Often, the victims are elderly. Sometimes, the scammer will fake a trust deed from an unwitting homeowner. In other cases, the scammer will induce a homeowner to take out a loan and invest the proceeds, with the promise of a high return. But in both cases, the scammer gets the loan proceeds. Then there are caretakers who trick an elderly homeowner into signing over his home, Plummer said.

Unless those misdeeds are caught early, the perpetrator often gets away with it. “The senior will be put in a convalescent home or die and they have no way of assisting us,” said Plummer. “We sometimes have a devil of a time proving it.”

Another common fraud is the falsification of loan documents from borrowers who inflate their income to qualify for a loan to a complete falsification of everything, from the name to the Social Security number to the address.

“Because there’s so much lending going on in Southern California, that has to be the most common,” Plummer said.

Yet another common scam involves so-called “straw buyers.” In that scheme, a scammer purchases a property and then immediately resells it, using a phony appraisal, to another straw either an accomplice, an entirely fictitious individual or an unsuspecting victim. In any case, the scam artist pockets the loan proceeds and fails to make the loan payments. The bank, in turn, forecloses on the “buyer.”

A ring of at least 20 people has been doing just that around L.A. County, having so far made about $7 million of trust deeds that are believed to be fraudulent, said Harvey. The case is still being investigated.

Homeowners who suddenly face foreclosure have fallen victim to supposed foreclosure experts, who promise that for a fee, they will take over payments, thereby rescuing the homeowners’ credit. Instead, the “experts” take the money and are never heard from again, or they get the owner to deed over the property until the foreclosure is forestalled, and then the scammers take out further loans on the property.

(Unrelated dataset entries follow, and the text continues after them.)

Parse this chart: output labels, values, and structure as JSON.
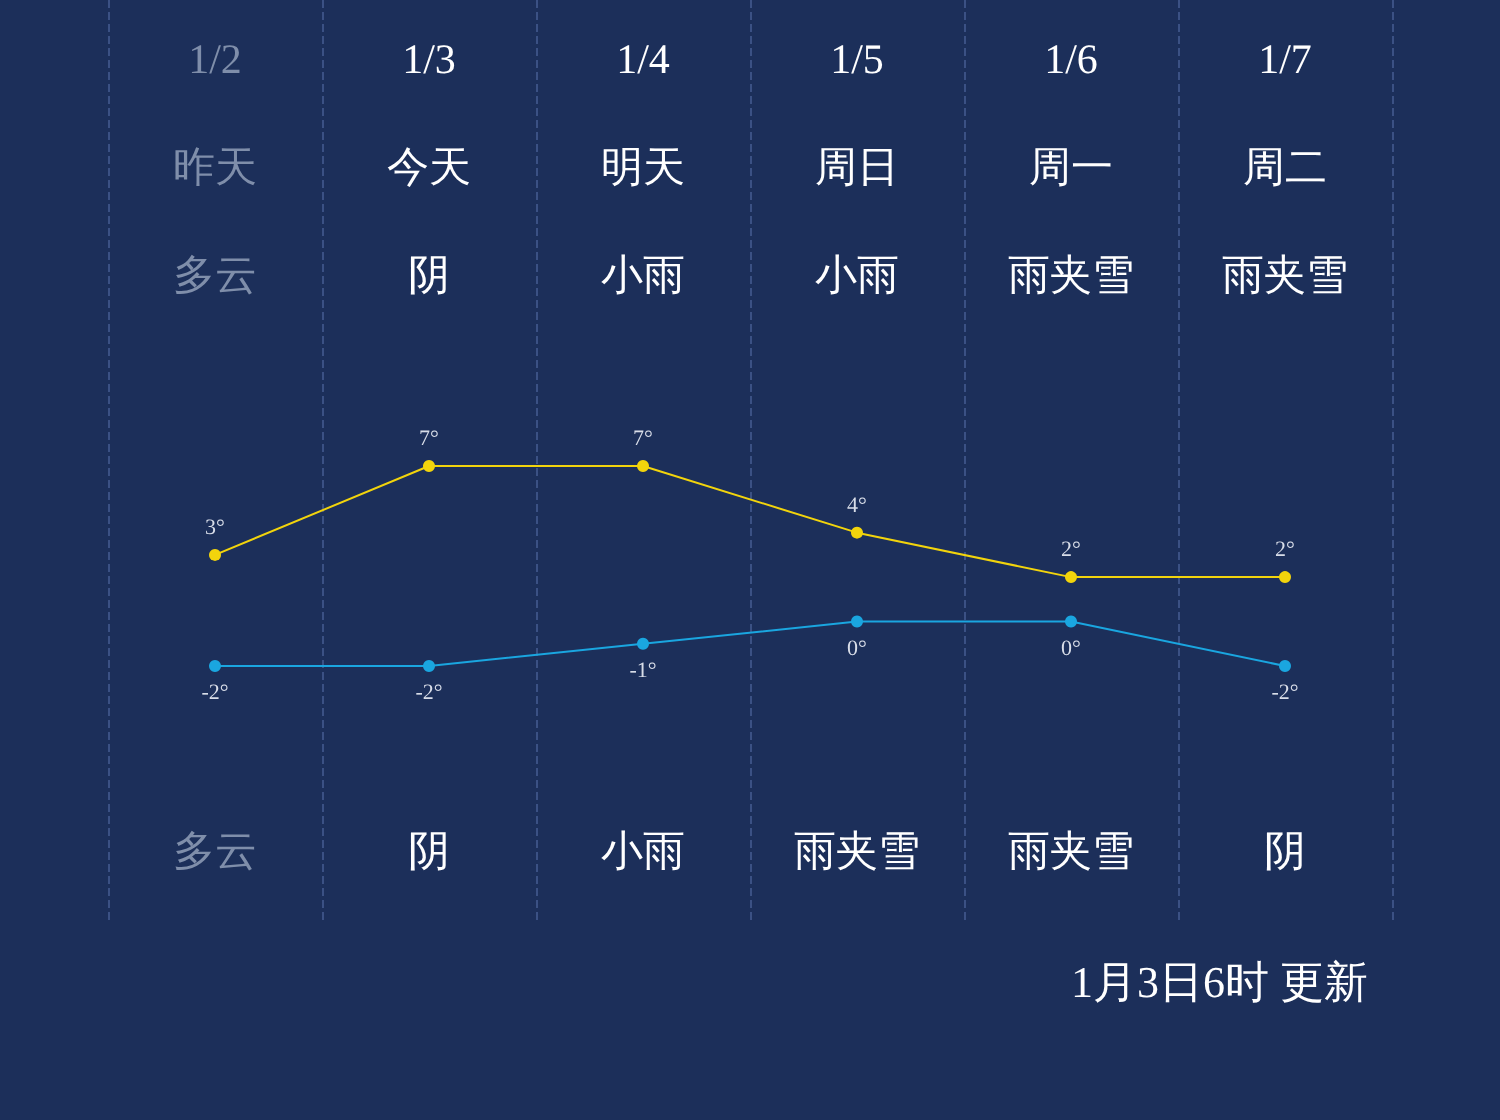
{
  "chart_data": {
    "type": "line",
    "categories": [
      "1/2",
      "1/3",
      "1/4",
      "1/5",
      "1/6",
      "1/7"
    ],
    "series": [
      {
        "color": "#f2d40c",
        "values": [
          3,
          7,
          7,
          4,
          2,
          2
        ],
        "value_labels": [
          "3°",
          "7°",
          "7°",
          "4°",
          "2°",
          "2°"
        ]
      },
      {
        "color": "#1aa6e0",
        "values": [
          -2,
          -2,
          -1,
          0,
          0,
          -2
        ],
        "value_labels": [
          "-2°",
          "-2°",
          "-1°",
          "0°",
          "0°",
          "-2°"
        ]
      }
    ],
    "annotations": [
      "昨天",
      "今天",
      "明天",
      "周日",
      "周一",
      "周二",
      "多云",
      "阴",
      "小雨",
      "小雨",
      "雨夹雪",
      "雨夹雪",
      "多云",
      "阴",
      "小雨",
      "雨夹雪",
      "雨夹雪",
      "阴",
      "1月3日6时 更新"
    ],
    "grid": "x",
    "marker": "circle",
    "line_style": "solid"
  }
}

“I have never yet found a mortgage foreclosure assistant that’s legitimate,” Harvey said.

Manuel Duran, a staff attorney with Bet Tzedek Legal Service’s Home Equity Fraud Task Force, said 80 percent of real estate fraud cases start with some form of home-improvement chicanery. Often, a contractor sells the homeowner again, usually an elderly person a paint job, say, and then convinces him to contract for all sorts of other work he didn’t know about. In some cases, there are multiple contracts drawn for the same work, so the owner is double-billed.

“Right now, we’re dealing with folks in their late 70s and 80s,” Duran said. “They think they’re signing up for home improvements and they don’t realize the cost and they’re getting slammed with a loan.”

Common scam: Home equity fraud

How it works: The scammer identifies a piece of property that the owner, often an elderly person, owns free and clear. The scammer, using a false identity, forges a grant deed, along with a forged notary stamp, that transfers ownership to him. The scammer then uses the documents to borrow against the property. Or, a scammer poses as a loan broker and calls an older homeowner and asks if he would like to borrow against his property. Having obtained such information as his Social Security number and date of birth, the scammer forges a loan application in the victim’s name. In either case, the scammer takes the money and flees, failing to repay the loan.

How it’s detected: The lender receives no payments and forecloses on the real property owner.